Tens sempre os lábios gretados de café 
- essa é a regra de todos os dias
e de todas as noites redondas. 
Melhor pensar nisso e não em ti
nem quando subimos à rocha quente
para logo mergulhar
ou quando apontaste o dedo à lua
nasceu uma verruga
e eu ri muito alto
demasiado alto
talvez nervos meus de saber
teres defeitos grandes e lábios gretados
que apetecem sempre beijar. 
Melhor pensar no cardume de melros
olha lá, são imensos
e eu ri muito alto, demasiado alto
espantando o horror de
melhor pensar nos pés e não em ti
caminhar sem sapatos
estupidamente encharcados do temporal
e eu que nem reparei que choveu
apesar do estrondo de tudo
e de tu a gritares coisas de silêncio
nos meus ouvidos molhados: 
como a trazer-me à tona
só um sussurro azul. 
Enfim vim à tona e como não lembrar
a onda que era fria
ou estalo de amor
e eu em perigo que corri logo, logo
pendurei-me no estendal
a secar – pareceu-me que sequei
de olhos sempre abertos como os teus
não cair nos teus olhos, não
melhor pensar
que toda a gente nasce
mas tu nasceste mais
e como não pensar em ti? 
Toda a gente nasce
mas tu nasceste mais
e contigo eu
que ainda pingo dos sapatos. 

 

TAXISTA   

Ensinou-me hoje um taxista
que por vezes basta abrir
a janela do carro
– Para quê? 
abrir os olhos contra o vento
não, foi a favor
– Abrir a favor do vento.   

 

VOLTO JÁ 

Olho uma nuvem disforme  
toda branca e fúria. 

Ou outra coisa qualquer.  
Ponho o dedo no mel,  
mas eu já não sou eu  
quando finalmente é noite  
alta e há um vulto no jardim.  

Posso ser este quarto
minguante envolto  
em ciprestes altos e esguios  
de medo mais do que a noite
e tu ou o próprio poema.  

Talvez um gato a lamber flores,  
a caçar grilos e luares gordos
e eu que só encontro raízes, 
cicatrizes, máquinas de costura  
velhas cosendo pontos absurdos  
e crus.

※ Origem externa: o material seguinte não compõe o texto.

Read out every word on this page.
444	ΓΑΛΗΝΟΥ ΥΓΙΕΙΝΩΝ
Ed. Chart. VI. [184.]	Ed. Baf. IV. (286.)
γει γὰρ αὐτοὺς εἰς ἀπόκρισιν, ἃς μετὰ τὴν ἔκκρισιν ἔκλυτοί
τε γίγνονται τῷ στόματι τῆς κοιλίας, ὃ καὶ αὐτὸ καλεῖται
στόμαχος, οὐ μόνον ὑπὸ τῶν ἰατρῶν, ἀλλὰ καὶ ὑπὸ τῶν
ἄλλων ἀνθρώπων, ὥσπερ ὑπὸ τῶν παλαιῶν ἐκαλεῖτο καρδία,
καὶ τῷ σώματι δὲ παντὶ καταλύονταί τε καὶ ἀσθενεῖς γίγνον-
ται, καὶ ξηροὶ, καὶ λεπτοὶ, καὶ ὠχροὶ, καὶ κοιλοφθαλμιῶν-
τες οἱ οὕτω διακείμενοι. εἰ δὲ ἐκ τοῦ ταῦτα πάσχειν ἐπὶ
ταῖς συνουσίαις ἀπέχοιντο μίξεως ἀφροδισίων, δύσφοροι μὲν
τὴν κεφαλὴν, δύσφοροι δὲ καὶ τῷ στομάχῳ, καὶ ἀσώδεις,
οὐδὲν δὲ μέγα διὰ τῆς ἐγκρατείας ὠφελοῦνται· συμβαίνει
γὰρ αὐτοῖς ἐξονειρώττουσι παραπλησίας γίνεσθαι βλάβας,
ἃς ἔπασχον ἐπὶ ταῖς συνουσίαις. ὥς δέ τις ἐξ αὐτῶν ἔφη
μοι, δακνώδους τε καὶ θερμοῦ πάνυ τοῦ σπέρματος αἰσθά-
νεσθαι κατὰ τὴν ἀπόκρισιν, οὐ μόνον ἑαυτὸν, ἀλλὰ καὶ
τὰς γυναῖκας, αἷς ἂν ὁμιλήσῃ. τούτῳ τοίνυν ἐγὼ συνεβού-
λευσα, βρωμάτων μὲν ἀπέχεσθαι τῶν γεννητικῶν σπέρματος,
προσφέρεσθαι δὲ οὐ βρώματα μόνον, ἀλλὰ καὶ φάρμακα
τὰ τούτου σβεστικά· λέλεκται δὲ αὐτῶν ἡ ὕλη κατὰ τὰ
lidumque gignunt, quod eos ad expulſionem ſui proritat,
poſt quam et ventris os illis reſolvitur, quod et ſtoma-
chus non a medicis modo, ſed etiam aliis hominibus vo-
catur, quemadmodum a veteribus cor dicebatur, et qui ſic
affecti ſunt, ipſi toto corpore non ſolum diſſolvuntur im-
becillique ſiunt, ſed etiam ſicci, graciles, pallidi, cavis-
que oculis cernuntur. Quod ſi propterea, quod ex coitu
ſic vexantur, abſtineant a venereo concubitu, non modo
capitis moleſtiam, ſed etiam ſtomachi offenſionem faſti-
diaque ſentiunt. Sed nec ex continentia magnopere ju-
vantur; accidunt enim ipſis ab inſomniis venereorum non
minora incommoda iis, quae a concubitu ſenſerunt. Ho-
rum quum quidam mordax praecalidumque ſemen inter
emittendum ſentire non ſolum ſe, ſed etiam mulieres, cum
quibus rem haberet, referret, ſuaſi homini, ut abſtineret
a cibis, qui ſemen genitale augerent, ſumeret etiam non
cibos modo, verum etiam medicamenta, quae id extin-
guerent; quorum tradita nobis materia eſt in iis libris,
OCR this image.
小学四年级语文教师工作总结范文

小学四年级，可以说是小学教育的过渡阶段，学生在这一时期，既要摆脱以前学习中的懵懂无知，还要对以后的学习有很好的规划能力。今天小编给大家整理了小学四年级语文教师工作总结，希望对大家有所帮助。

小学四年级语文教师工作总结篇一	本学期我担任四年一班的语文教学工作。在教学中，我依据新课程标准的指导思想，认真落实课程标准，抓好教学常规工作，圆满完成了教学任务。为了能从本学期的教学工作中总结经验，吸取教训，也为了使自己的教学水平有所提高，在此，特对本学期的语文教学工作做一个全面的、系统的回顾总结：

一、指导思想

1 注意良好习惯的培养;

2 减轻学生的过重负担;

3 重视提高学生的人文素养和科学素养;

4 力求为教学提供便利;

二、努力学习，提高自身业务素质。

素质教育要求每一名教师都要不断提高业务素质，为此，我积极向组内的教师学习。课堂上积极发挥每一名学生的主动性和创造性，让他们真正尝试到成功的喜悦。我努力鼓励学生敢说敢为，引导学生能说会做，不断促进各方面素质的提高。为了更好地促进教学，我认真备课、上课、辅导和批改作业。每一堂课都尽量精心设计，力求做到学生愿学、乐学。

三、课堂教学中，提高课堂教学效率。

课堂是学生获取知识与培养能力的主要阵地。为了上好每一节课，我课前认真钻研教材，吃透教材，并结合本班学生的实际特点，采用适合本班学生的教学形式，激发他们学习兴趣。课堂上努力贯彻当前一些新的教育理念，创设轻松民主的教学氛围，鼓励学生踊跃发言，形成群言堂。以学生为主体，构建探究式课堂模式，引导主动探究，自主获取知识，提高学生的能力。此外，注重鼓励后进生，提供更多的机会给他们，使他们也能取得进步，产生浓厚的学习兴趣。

Devia haver janelas.  

Mas eu não lavei o sono dos olhos,  
esqueci-me de acordar. 

Possa talvez ir à mercearia  
comprar meio quilo de tempo. 
Espera um pouco, poema.  
Volto já e trago mel. 

 

ERGUER   

Como erguer terramotos e inundações. Pó, guindastes, ferro
e alguém que diz: mais devagar, por favor. 
Como erguer da barafunda atenção para abrir de noite a janela
sabendo que epopeias e libélulas têm a mesma grandeza. 
Quando nascemos começamos logo a morrer, 
depois há o abismo da imaginação. 
Como aprender a apalpar o fundo das coisas
da sílaba ao clarão. Enfrentar com a mesma esperança
o sublime e o terror. O amor. 
Como fazer crescer o silêncio maior do que uma bomba
e alimentar a hora das corujas que falam dessa
alucinação ou pasmo da escuridão
e como rir do riso porque sim. 
Como erguer da maré a baleia, o osso medido a régua
e esquadro ao compasso da luz da lua. 
Subitamente percebi: não sei se saberei perder o medo de escavar. 
Intrigar-me-á até ao fim dos dias quem dá maiúsculas a
terra mar céu deus
sinal de importância quando o que de maior têm é o quotidiano. 
Dizem que se a ele sobrevivem é tudo
– posso eu? 


Depois do livro, George Steiner

George Steiner.jpg

Num artigo de 1972, George Steiner formula, retomando ideias pretéritas e abrindo para teses futuras, a finitude do livro, esse dispositivo essencial da cultura ocidental moderna. O título, “After the Book?”, é menos niilista do que poderíamos supor, e não justifica totalmente o texto que encabeça. Na verdade, para Steiner, depois do livro vem a barbárie, nenhuma outra tecnologia cultural conseguirá substituir a função civilizacional do livro, sem livros regressaremos às cavernas, mesmo possuindo a mais sofisticada tecnologia assistencial e hedonista de que há memória.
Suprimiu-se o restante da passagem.